Las cruces tumularias de Toledo. Un recuerdo a los infames excomulgados.
«Seré para ti tu valor contra el enemigo. Un puñal afilado, un aliento continuo.»
Su mirada despejada, cargada de inocencia y capaz de destrozar el más grueso de los muros, impactó contra los cimientos agrietados que aguantaban mi confianza férrea con un resultado atronador: mi vida ya no me pertenecía y moriría por verla sonreír. Ya nada sería lo mismo. Todo se magnificó ante mis ojos asombrados con la intensidad de los tonos y la variedad de colores presentes en la primavera junto a ella; con el excitante verano amarrado a su cadera; con el cálido invierno, incapaz de asustarnos con gélidas embestidas y con el otoño rojizo que obraba un bello contraste ante su tez pálida.
Proyectaba una luz brillante inaprecialbe para los demás, dándole la misma importancia a un candil encendido en pleno día. Se apresurarían a apagarlo por el mero hecho de no derrochar la llama, pero de ahí no pasaban. Solo yo sentía el esplendor con el que deleitaba la existencia de todo ser vivo.
Cómo me inmovilizaba el lodo de la desesperanza sobre mis pies hundidos y cómo empujaba su mano entrelazada con la mía.
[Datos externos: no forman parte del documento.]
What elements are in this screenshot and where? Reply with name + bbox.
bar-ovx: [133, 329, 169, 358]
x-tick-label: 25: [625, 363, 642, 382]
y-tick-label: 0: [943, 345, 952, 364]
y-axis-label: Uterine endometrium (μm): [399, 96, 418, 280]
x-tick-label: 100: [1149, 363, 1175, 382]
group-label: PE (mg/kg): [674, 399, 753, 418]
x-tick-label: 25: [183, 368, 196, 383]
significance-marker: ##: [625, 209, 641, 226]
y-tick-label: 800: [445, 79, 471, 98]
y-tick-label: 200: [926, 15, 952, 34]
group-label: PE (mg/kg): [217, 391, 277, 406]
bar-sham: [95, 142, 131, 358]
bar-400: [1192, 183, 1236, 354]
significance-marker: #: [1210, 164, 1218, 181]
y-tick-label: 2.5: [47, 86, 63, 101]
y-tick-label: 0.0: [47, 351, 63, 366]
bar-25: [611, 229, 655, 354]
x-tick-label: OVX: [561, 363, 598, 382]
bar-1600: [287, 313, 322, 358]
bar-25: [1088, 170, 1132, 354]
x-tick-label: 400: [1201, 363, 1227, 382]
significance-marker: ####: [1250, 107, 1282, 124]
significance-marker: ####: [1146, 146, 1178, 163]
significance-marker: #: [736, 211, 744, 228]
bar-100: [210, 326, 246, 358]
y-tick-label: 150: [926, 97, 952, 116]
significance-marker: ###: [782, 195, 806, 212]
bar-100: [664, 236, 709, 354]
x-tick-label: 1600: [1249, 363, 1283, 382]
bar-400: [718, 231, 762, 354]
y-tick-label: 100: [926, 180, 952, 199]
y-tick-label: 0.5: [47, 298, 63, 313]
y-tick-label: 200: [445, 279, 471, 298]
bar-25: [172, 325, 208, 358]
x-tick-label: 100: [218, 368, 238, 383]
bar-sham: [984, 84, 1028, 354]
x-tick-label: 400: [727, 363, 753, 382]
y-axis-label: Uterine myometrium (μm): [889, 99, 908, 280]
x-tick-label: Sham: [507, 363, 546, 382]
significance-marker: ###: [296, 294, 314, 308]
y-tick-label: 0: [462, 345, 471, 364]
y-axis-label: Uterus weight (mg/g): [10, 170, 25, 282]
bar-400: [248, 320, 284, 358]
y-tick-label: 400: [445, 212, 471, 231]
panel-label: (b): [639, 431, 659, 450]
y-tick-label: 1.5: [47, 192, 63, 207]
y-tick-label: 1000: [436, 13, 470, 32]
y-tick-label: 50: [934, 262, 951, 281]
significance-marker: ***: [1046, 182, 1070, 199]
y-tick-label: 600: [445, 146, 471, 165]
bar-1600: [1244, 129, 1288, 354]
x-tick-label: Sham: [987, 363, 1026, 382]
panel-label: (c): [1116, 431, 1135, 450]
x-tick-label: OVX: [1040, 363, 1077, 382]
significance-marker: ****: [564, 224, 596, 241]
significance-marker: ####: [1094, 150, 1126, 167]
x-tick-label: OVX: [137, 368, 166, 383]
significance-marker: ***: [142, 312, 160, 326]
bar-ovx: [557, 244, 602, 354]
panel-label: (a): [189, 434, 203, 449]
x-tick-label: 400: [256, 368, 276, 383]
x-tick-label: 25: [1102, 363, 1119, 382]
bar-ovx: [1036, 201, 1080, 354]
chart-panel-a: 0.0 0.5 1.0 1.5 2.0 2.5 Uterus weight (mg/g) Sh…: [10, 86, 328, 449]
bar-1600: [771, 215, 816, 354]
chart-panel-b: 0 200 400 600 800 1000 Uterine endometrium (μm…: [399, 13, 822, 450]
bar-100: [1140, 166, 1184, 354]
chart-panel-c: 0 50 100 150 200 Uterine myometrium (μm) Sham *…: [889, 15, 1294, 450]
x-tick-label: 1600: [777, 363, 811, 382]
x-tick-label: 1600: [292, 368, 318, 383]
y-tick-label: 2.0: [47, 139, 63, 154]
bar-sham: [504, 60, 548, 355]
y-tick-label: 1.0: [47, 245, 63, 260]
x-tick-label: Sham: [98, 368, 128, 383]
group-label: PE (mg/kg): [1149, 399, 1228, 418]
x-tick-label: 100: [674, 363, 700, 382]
Tirones sutiles, suaves, y constantes me arrastraban hacia la luz de su vientre con la fuerza de mil bestias astadas. Atravesamos juntos la espesa condición de nuestra casta con maderos nuevos y piedras trabajadas, formando los cimientos de un hogar pequeño capaz de albergar todo lo que soñábamos y compartíamos.
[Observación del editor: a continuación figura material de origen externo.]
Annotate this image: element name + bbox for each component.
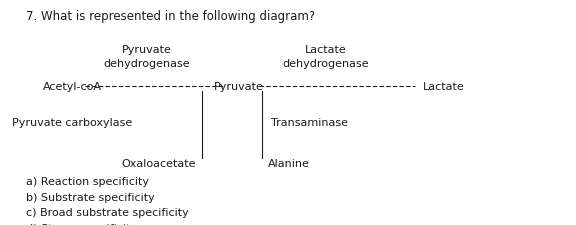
Text: Alanine: Alanine [268,158,310,168]
Text: dehydrogenase: dehydrogenase [282,59,369,69]
Text: Lactate: Lactate [305,45,346,55]
Text: Pyruvate: Pyruvate [214,82,264,92]
Text: Lactate: Lactate [423,82,465,92]
Text: Pyruvate: Pyruvate [122,45,172,55]
Text: Transaminase: Transaminase [271,118,348,128]
Text: Acetyl-coA: Acetyl-coA [43,82,102,92]
Text: a) Reaction specificity: a) Reaction specificity [26,177,149,187]
Text: 7. What is represented in the following diagram?: 7. What is represented in the following … [26,10,315,23]
Text: Pyruvate carboxylase: Pyruvate carboxylase [12,118,132,128]
Text: d) Stereo specificity: d) Stereo specificity [26,223,137,225]
Text: dehydrogenase: dehydrogenase [104,59,190,69]
Text: c) Broad substrate specificity: c) Broad substrate specificity [26,207,189,217]
Text: b) Substrate specificity: b) Substrate specificity [26,192,155,202]
Text: Oxaloacetate: Oxaloacetate [122,158,196,168]
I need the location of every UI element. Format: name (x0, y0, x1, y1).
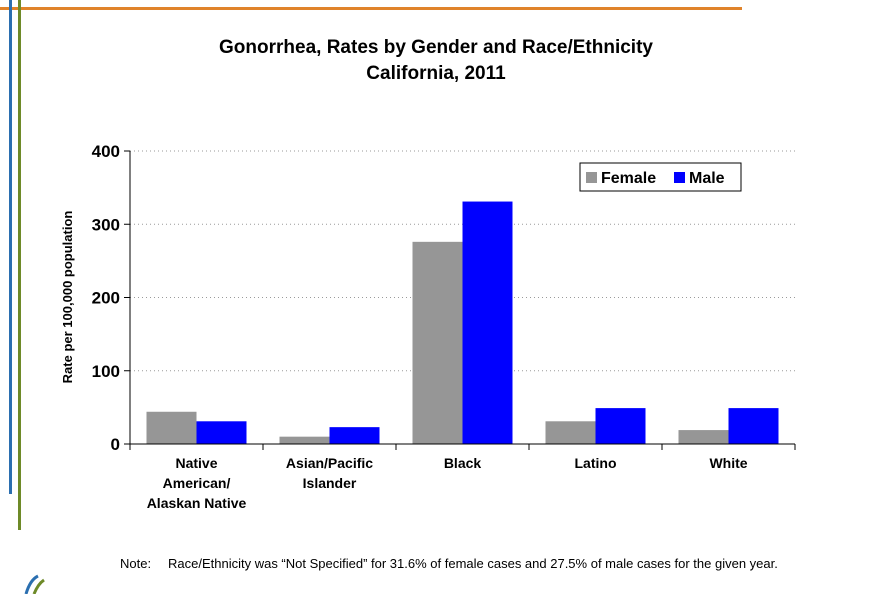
left-accent-line-green (18, 0, 21, 530)
x-category-label-line: American/ (163, 475, 231, 491)
y-tick-label: 200 (92, 289, 120, 308)
x-category-label: Asian/Pacific Islander (286, 455, 373, 491)
top-accent-line (0, 7, 742, 10)
bar-female (678, 430, 729, 444)
left-accent-line-blue (9, 0, 12, 494)
chart-title: Gonorrhea, Rates by Gender and Race/Ethn… (219, 37, 653, 58)
logo-icon (24, 574, 45, 594)
y-tick-label: 300 (92, 215, 120, 234)
legend-swatch-female (586, 172, 597, 183)
legend-box (579, 162, 742, 192)
bar-female (412, 241, 463, 444)
chart-subtitle: California, 2011 (366, 63, 506, 84)
y-tick-label: 400 (92, 142, 120, 161)
bar-male (196, 421, 247, 444)
y-axis-label: Rate per 100,000 population (60, 211, 75, 384)
footnote-text: Race/Ethnicity was “Not Specified” for 3… (168, 556, 778, 571)
y-tick-label: 0 (111, 435, 120, 454)
x-category-label-line: White (709, 455, 747, 471)
footnote-label: Note: (120, 556, 152, 571)
x-category-label-line: Black (444, 455, 482, 471)
legend-label-male: Male (689, 170, 725, 187)
bar-female (545, 421, 596, 444)
x-category-label-line: Islander (303, 475, 357, 491)
x-category-label: Latino (575, 455, 617, 471)
bar-female (146, 411, 197, 444)
y-tick-label: 100 (92, 362, 120, 381)
chart-title-block: Gonorrhea, Rates by Gender and Race/Ethn… (0, 35, 872, 87)
x-category-label-line: Native (175, 455, 217, 471)
bar-male (595, 408, 646, 444)
bar-female (279, 436, 330, 444)
x-category-label-line: Latino (575, 455, 617, 471)
x-category-label-line: Asian/Pacific (286, 455, 373, 471)
bar-male (728, 408, 779, 444)
legend-swatch-male (674, 172, 685, 183)
x-category-label: White (709, 455, 747, 471)
x-category-label: Black (444, 455, 482, 471)
x-category-label-line: Alaskan Native (147, 495, 247, 511)
bar-male (462, 201, 513, 444)
bar-male (329, 427, 380, 444)
x-category-label: Native American/Alaskan Native (147, 455, 247, 511)
legend-label-female: Female (601, 170, 656, 187)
Y esa canción cantada por su dulce voz estrujaba y calentaba a la vez el corazón más frío. A mí me hacía creer en Dios. Un dios ausente.
Ve a luchar mi amor, yo no me rindo.
Mantendré el calor del hogar siempre vivo.
Seré para ti tu valor contra el enemigo.
Un puñal afilado, un aliento continuo.
Recuerda la flor de mi pelo en el último festejo alrededor del fuego.
Recuerda el brillo en mis ojos y la sonrisa satisfecha en mi rostro.
Donde antes veía un lugar devastador para perpetuar mi linaje, para escuchar las risas de los niños por encima del dolor, ahora pensaba que así debía ser, que no había paraje mejor. Verla sonreír con su tripa abultada, con el brillo añadido al suyo natural y con la inminente llegada de nuestro retoño, me hacía superar cualquier mal en mi camino.
Había dejado de empuñar una espada. Ya no me representaba. Mi futuro se vestía de elegante alegría, amor y felicidad…
…sabía que era una provocación, una bravuconada de un niño rico aburrido. Podía haber vivido con el honor dañado junto a ella y sin embargo… Pensó mientras el tejido orgánico que formaba las paredes de su corazón era atravesado por el acero helado de la espada toledana. Un germen implacable y mortal. Su cuerpo lo rechazaba, pero no era suficiente. La oscuridad, en forma de océano desbordante, diluyó su vida hasta hacerla desaparecer.
El duelo acabó en su contra y el ganador sonrió satisfecho con su hazaña.
Pocos días después, una mano temblorosa también usaba el preciado metal para dibujar, entre lágrimas, una cruz en la piedra. Otra señal para la misericordia.